Новояз должен был не только обеспечить знаковыми средствами[16] мировоззрение и мыслительную деятельность приверженцев ангсоца, но и сделать невозможными любые иные течения мысли. Предполагалось, что, когда новояз утвердится навеки, а старояз будет забыт, неортодоксальная, то есть чуждая ангсоцу, мысль, постольку поскольку она выражается в словах, станет буквально немыслимой. Лексика была сконструирована так, чтобы точно, а зачастую и весьма тонко выразить любое дозволенное значение, нужное члену партии, а кроме того, отсечь все остальные значения, равно как и возможности прийти к ним окольными путями. Это достигалось изобретением новых слов, но в основном исключением слов нежелательных и очищением оставшихся от неортодоксальных значений – по возможности от всех побочных значений. Приведем только один пример. Слово «свободный» в новоязе осталось, но его можно было использовать лишь в таких высказываниях, как «свободные сапоги», «туалет свободен». Оно не употреблялось в старом значении «политически свободный», «интеллектуально свободный», поскольку свобода мысли и политическая свобода не существовали даже как понятия, а следовательно, не требовали обозначений.

…Человеку, с рождения не знавшему другого языка, кроме новояза, в голову не могло прийти, что «равенство» когда-то имело второй смысл – «гражданское равенство», а свобода когда-то означала «свободу мысли», точно так же, как человек, в жизни своей не слыхавший о шахматах, не подозревал бы о другом значении слов «слон» и «конь». Он был бы не в силах совершить многие преступления и ошибки – просто потому, что они безымянны, а следовательно, немыслимы.

Однако еще не все потеряно для человеческой свободы: Оруэлл добавляет, что отсутствие слов делает мысли невозможными только в том случае, если мысли зависят от наличия слов.

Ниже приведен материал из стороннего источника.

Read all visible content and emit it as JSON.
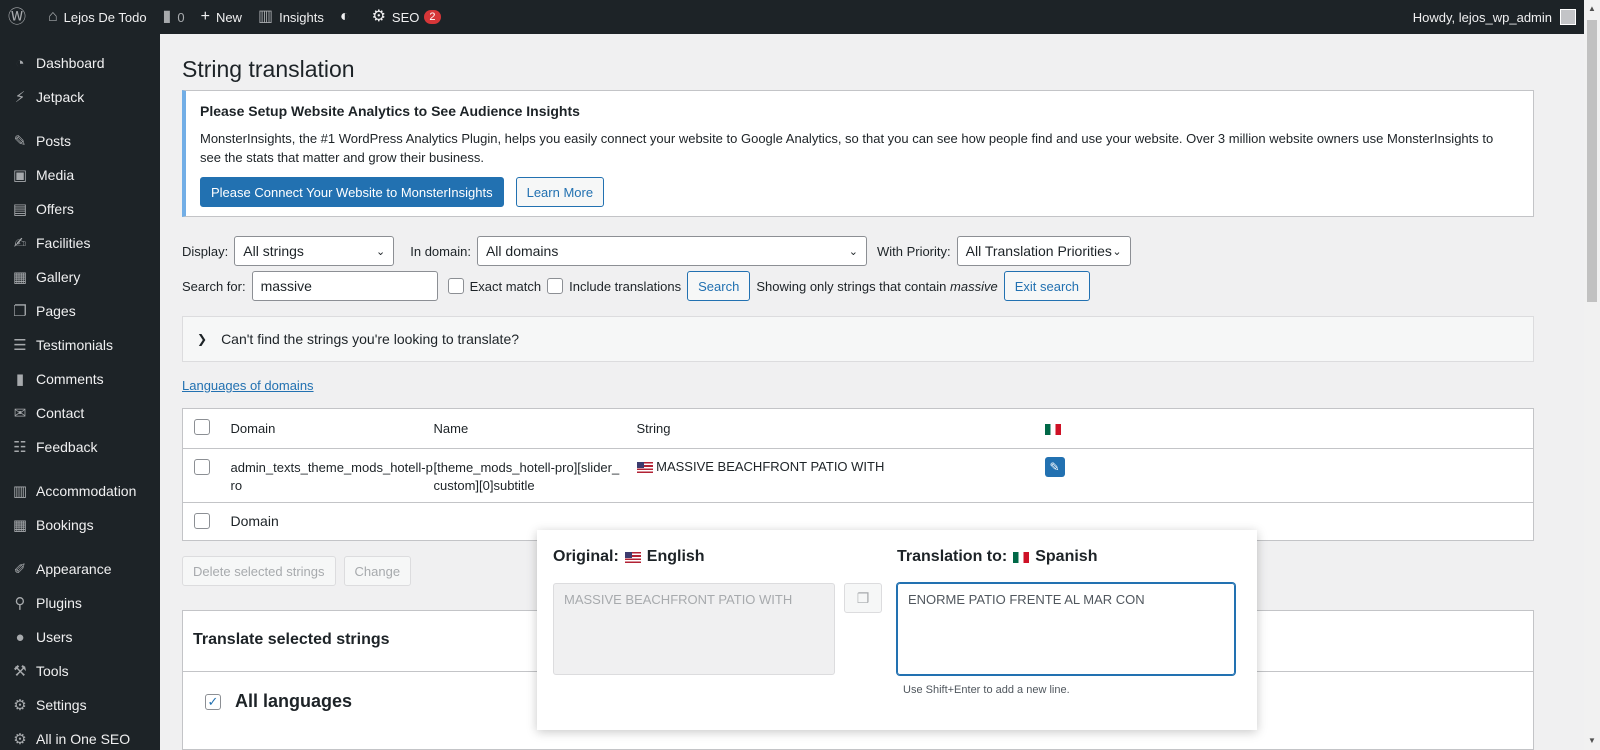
{
  "adminbar": {
    "site_name": "Lejos De Todo",
    "comments_count": "0",
    "new_label": "New",
    "insights_label": "Insights",
    "seo_label": "SEO",
    "seo_badge": "2",
    "howdy": "Howdy, lejos_wp_admin"
  },
  "sidebar": {
    "items": [
      {
        "label": "Dashboard",
        "icon": "dashboard-icon"
      },
      {
        "label": "Jetpack",
        "icon": "jetpack-icon"
      },
      {
        "label": "Posts",
        "icon": "pin-icon"
      },
      {
        "label": "Media",
        "icon": "media-icon"
      },
      {
        "label": "Offers",
        "icon": "briefcase-icon"
      },
      {
        "label": "Facilities",
        "icon": "edit-page-icon"
      },
      {
        "label": "Gallery",
        "icon": "gallery-icon"
      },
      {
        "label": "Pages",
        "icon": "pages-icon"
      },
      {
        "label": "Testimonials",
        "icon": "testimonial-icon"
      },
      {
        "label": "Comments",
        "icon": "comment-icon"
      },
      {
        "label": "Contact",
        "icon": "mail-icon"
      },
      {
        "label": "Feedback",
        "icon": "feedback-icon"
      },
      {
        "label": "Accommodation",
        "icon": "building-icon"
      },
      {
        "label": "Bookings",
        "icon": "calendar-icon"
      },
      {
        "label": "Appearance",
        "icon": "brush-icon"
      },
      {
        "label": "Plugins",
        "icon": "plugin-icon"
      },
      {
        "label": "Users",
        "icon": "user-icon"
      },
      {
        "label": "Tools",
        "icon": "wrench-icon"
      },
      {
        "label": "Settings",
        "icon": "settings-icon"
      },
      {
        "label": "All in One SEO",
        "icon": "seo-icon"
      }
    ]
  },
  "page": {
    "title": "String translation"
  },
  "notice": {
    "title": "Please Setup Website Analytics to See Audience Insights",
    "text": "MonsterInsights, the #1 WordPress Analytics Plugin, helps you easily connect your website to Google Analytics, so that you can see how people find and use your website. Over 3 million website owners use MonsterInsights to see the stats that matter and grow their business.",
    "connect_button": "Please Connect Your Website to MonsterInsights",
    "learn_button": "Learn More"
  },
  "filters": {
    "display_label": "Display:",
    "display_value": "All strings",
    "domain_label": "In domain:",
    "domain_value": "All domains",
    "priority_label": "With Priority:",
    "priority_value": "All Translation Priorities",
    "search_label": "Search for:",
    "search_value": "massive",
    "exact_match": "Exact match",
    "include_translations": "Include translations",
    "search_button": "Search",
    "showing_prefix": "Showing only strings that contain",
    "showing_term": "massive",
    "exit_button": "Exit search"
  },
  "accordion": {
    "label": "Can't find the strings you're looking to translate?"
  },
  "languages_link": "Languages of domains",
  "table": {
    "headers": {
      "domain": "Domain",
      "name": "Name",
      "string": "String"
    },
    "rows": [
      {
        "domain": "admin_texts_theme_mods_hotell-pro",
        "name": "[theme_mods_hotell-pro][slider_custom][0]subtitle",
        "string": "MASSIVE BEACHFRONT PATIO WITH"
      }
    ],
    "footer_domain": "Domain"
  },
  "bulk": {
    "delete_button": "Delete selected strings",
    "change_button": "Change"
  },
  "translate_box": {
    "title": "Translate selected strings",
    "all_languages": "All languages"
  },
  "popup": {
    "original_label": "Original:",
    "original_lang": "English",
    "original_text": "MASSIVE BEACHFRONT PATIO WITH",
    "translation_label": "Translation to:",
    "translation_lang": "Spanish",
    "translation_text": "ENORME PATIO FRENTE AL MAR CON",
    "hint": "Use Shift+Enter to add a new line."
  },
  "colors": {
    "accent": "#2271b1",
    "adminbar": "#1d2327",
    "notice_border": "#72aee6",
    "badge": "#d63638"
  }
}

Обратите внимание на этот порочный круг: в конце первого абзаца сказано, что понятия не существует, а следовательно, оно не имеет названия, а в конце второго – у некоторых понятий нет названия, а значит, о них нельзя и подумать. Действительно ли мысли зависят от наличия слов? Действительно ли люди думают на английском, языках чероки и вунджо, а к 2050 году будут думать на новоязе? Или же наши мысли формируются с помощью какого-то бессловесного посредника – языка мыслей, или ментального языка, – и облекаются в слова только тогда, когда нужно передать наши мысли тому, кто слушает? Нет более ключевого вопроса для понимания языкового инстинкта.